Anhand verschiedener Indizien kam die WEKO zum Schluss, dass der Informationsaustausch die Ursache („natürlich kausal“) war für die festgestellten Preiserhöhungen in den drei relevanten Märkten. Diese Auswirkungen wurden sodann (anhand von qualitativen und quantitativen Kriterien) als erhebliche Wettbewerbsbeeinträchtigung beurteilt.

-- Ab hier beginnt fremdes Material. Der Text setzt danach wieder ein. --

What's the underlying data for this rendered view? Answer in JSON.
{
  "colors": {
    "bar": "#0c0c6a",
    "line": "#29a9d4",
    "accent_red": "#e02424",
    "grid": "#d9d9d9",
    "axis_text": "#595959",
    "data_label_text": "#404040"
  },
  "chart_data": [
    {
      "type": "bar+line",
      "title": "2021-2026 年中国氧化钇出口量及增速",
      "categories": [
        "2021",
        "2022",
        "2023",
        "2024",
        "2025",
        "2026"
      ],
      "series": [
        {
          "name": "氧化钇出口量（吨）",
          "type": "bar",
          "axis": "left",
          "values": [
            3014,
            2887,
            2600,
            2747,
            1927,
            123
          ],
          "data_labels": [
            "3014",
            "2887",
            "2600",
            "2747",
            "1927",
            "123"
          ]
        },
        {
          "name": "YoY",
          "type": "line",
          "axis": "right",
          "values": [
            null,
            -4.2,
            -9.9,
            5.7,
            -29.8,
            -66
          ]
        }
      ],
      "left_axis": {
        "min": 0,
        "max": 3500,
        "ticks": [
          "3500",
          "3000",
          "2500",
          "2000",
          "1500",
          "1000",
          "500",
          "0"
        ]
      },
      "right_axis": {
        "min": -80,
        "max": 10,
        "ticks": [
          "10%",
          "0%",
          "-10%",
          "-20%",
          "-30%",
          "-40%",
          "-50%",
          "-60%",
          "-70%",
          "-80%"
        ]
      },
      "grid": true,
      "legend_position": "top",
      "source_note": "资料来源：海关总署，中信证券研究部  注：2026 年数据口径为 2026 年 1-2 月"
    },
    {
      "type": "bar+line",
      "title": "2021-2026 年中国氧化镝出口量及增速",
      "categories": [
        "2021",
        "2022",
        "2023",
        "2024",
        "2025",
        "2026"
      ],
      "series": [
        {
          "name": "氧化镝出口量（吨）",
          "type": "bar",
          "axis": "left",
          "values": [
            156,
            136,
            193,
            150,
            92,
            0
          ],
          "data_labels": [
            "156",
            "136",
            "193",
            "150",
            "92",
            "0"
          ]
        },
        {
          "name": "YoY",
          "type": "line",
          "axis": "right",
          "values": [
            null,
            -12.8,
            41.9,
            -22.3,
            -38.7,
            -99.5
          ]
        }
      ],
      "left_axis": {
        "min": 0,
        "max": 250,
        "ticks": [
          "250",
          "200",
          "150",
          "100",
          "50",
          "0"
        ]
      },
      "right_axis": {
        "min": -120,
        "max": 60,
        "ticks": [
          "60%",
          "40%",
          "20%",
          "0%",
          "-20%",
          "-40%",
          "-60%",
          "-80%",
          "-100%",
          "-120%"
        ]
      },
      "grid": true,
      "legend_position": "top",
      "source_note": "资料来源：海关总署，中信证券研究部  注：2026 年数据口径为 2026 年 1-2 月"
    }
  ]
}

Abschliessend wurde beurteilt, ob die festgestellte Wettbewerbsbeeinträchtigung durch Gründe der wirtschaftlichen Effizienz gerechtfertigt werden können (vgl. Art. 5 Abs. 2 KG). Hierzu betonte die WEKO einleitend, dass der Effizienzbegriff des Kartellgesetzes volkswirtschaftlich und nicht betriebswirtschaftlich zu verstehen sei. Somit sei nicht massgeblich, ob das beanstandete Verhalten für die Parteien effizient ist, sondern vielmehr, ob die Abrede objektive Vorteile mit sich bringe. Die von den Parteien vorgebrachten Effizienzgewinne wurden von der WEKO allesamt als betriebswirtschaftlich eingestuft und deshalb nicht als Rechtfertigungsgründe zugelassen.

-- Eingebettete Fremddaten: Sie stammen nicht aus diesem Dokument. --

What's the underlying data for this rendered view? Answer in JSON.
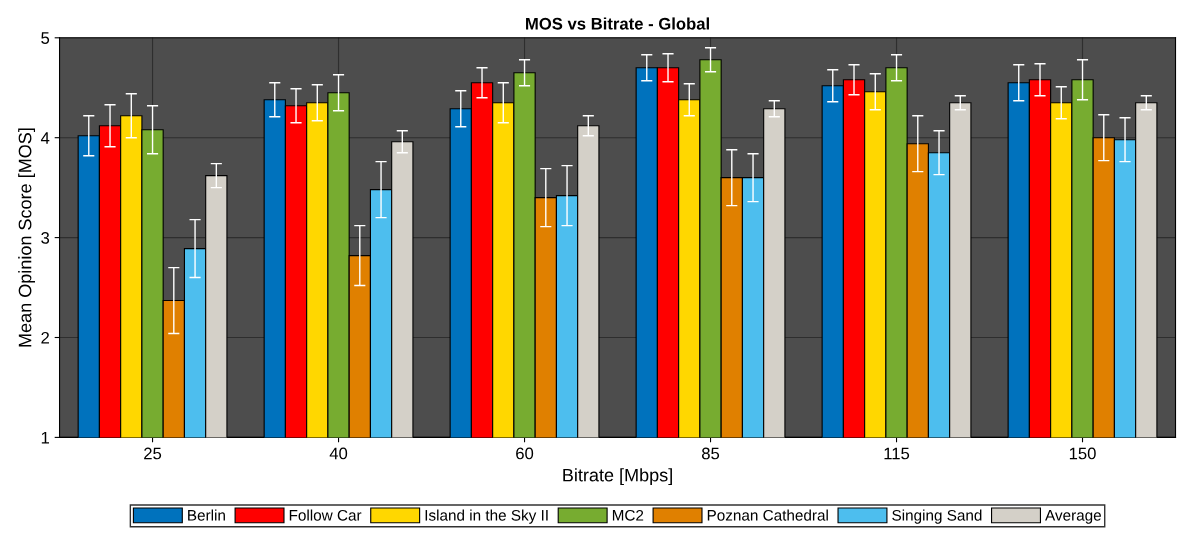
{
  "chart_data": {
    "type": "bar",
    "title": "MOS vs Bitrate - Global",
    "xlabel": "Bitrate [Mbps]",
    "ylabel": "Mean Opinion Score [MOS]",
    "categories": [
      "25",
      "40",
      "60",
      "85",
      "115",
      "150"
    ],
    "series": [
      {
        "name": "Berlin",
        "color": "#0072bd",
        "values": [
          4.02,
          4.38,
          4.29,
          4.7,
          4.52,
          4.55
        ],
        "errors": [
          0.2,
          0.17,
          0.18,
          0.13,
          0.16,
          0.18
        ]
      },
      {
        "name": "Follow Car",
        "color": "#ff0000",
        "values": [
          4.12,
          4.32,
          4.55,
          4.7,
          4.58,
          4.58
        ],
        "errors": [
          0.21,
          0.17,
          0.15,
          0.14,
          0.15,
          0.16
        ]
      },
      {
        "name": "Island in the Sky II",
        "color": "#ffd700",
        "values": [
          4.22,
          4.35,
          4.35,
          4.38,
          4.46,
          4.35
        ],
        "errors": [
          0.22,
          0.18,
          0.2,
          0.16,
          0.18,
          0.16
        ]
      },
      {
        "name": "MC2",
        "color": "#77ac30",
        "values": [
          4.08,
          4.45,
          4.65,
          4.78,
          4.7,
          4.58
        ],
        "errors": [
          0.24,
          0.18,
          0.13,
          0.12,
          0.13,
          0.2
        ]
      },
      {
        "name": "Poznan Cathedral",
        "color": "#e08000",
        "values": [
          2.37,
          2.82,
          3.4,
          3.6,
          3.94,
          4.0
        ],
        "errors": [
          0.33,
          0.3,
          0.29,
          0.28,
          0.28,
          0.23
        ]
      },
      {
        "name": "Singing Sand",
        "color": "#4dbeee",
        "values": [
          2.89,
          3.48,
          3.42,
          3.6,
          3.85,
          3.98
        ],
        "errors": [
          0.29,
          0.28,
          0.3,
          0.24,
          0.22,
          0.22
        ]
      },
      {
        "name": "Average",
        "color": "#d4d0c8",
        "values": [
          3.62,
          3.96,
          4.12,
          4.29,
          4.35,
          4.35
        ],
        "errors": [
          0.12,
          0.11,
          0.1,
          0.08,
          0.07,
          0.07
        ]
      }
    ],
    "ylim": [
      1,
      5
    ],
    "yticks": [
      1,
      2,
      3,
      4,
      5
    ],
    "grid": true,
    "legend": "bottom"
  }
}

Vor diesem Hintergrund wurde der Informationsaustausch als unzulässige Abrede im Sinne von Art. 5 Abs. 1 KG qualifiziert. Die WEKO untersagte deshalb den Parteien, die getroffenen Vereinbarungen weiter einzuhalten. Sofern dieses Verbot missachtet wird, drohen den Unternehmen bzw. den Organen finanzielle Sanktionen nach Art. 50 bzw. Art. 54 KG.

Anmerkungen

Die Verfügung der WEKO macht deutlich, dass es für die betroffenen Unternehmen von grosser Bedeutung ist, ob ein Verhalten als „harte Abrede“ im Sinne von Art. 5 Abs. 3 KG qualifiziert wird oder nicht. Denn nur diese Form von Abreden unter „Konkurrenten“ kann nach Schweizer Recht direkt mit „Geldbussen“ sanktioniert werden. Andere kartellrechtswidrige Abreden können nur im Wiederholungsfall nach Art. 50 bzw. Art. 54 KG zu Sanktionen führen. Obwohl die WEKO in der Verfügung an verschiedenen Stellen die Gemeinsamkeiten mit dem EU-Kartellrecht hervorhebt, besteht in diesem Punkt ein wesentlicher Unterschied zum europäischen Vorbild. Dort können grundsätzlich sämtliche kartellrechtswidrigen Abreden nach Art. 23 Abs. 2 lit. a VO 1/2003 mit Geldbussen geahndet werden.

Hervorgehoben wird in der Verfügung auch ein weiterer Unterschied zum EU-Recht (vgl. Rz. 625 ff.). Dieser besteht in der Erheblichkeitsprüfung. In der EU werden die Auswirkungen einer Abrede grundsätzlich nicht untersucht, wenn der kartellrechtswidrige Zweck einer Abrede nachgewiesen werden kann. In der laufenden Revision des Kartellgesetzes ist jedoch vorgesehen, dass diese Erheblichkeitsprüfung zumindest für die fünf Formen von „harten Abreden“ im Sinne von Art. 5 Abs. 3 und 4 KG abgeschafft werden soll (vgl. BR-News vom 26.9.2011).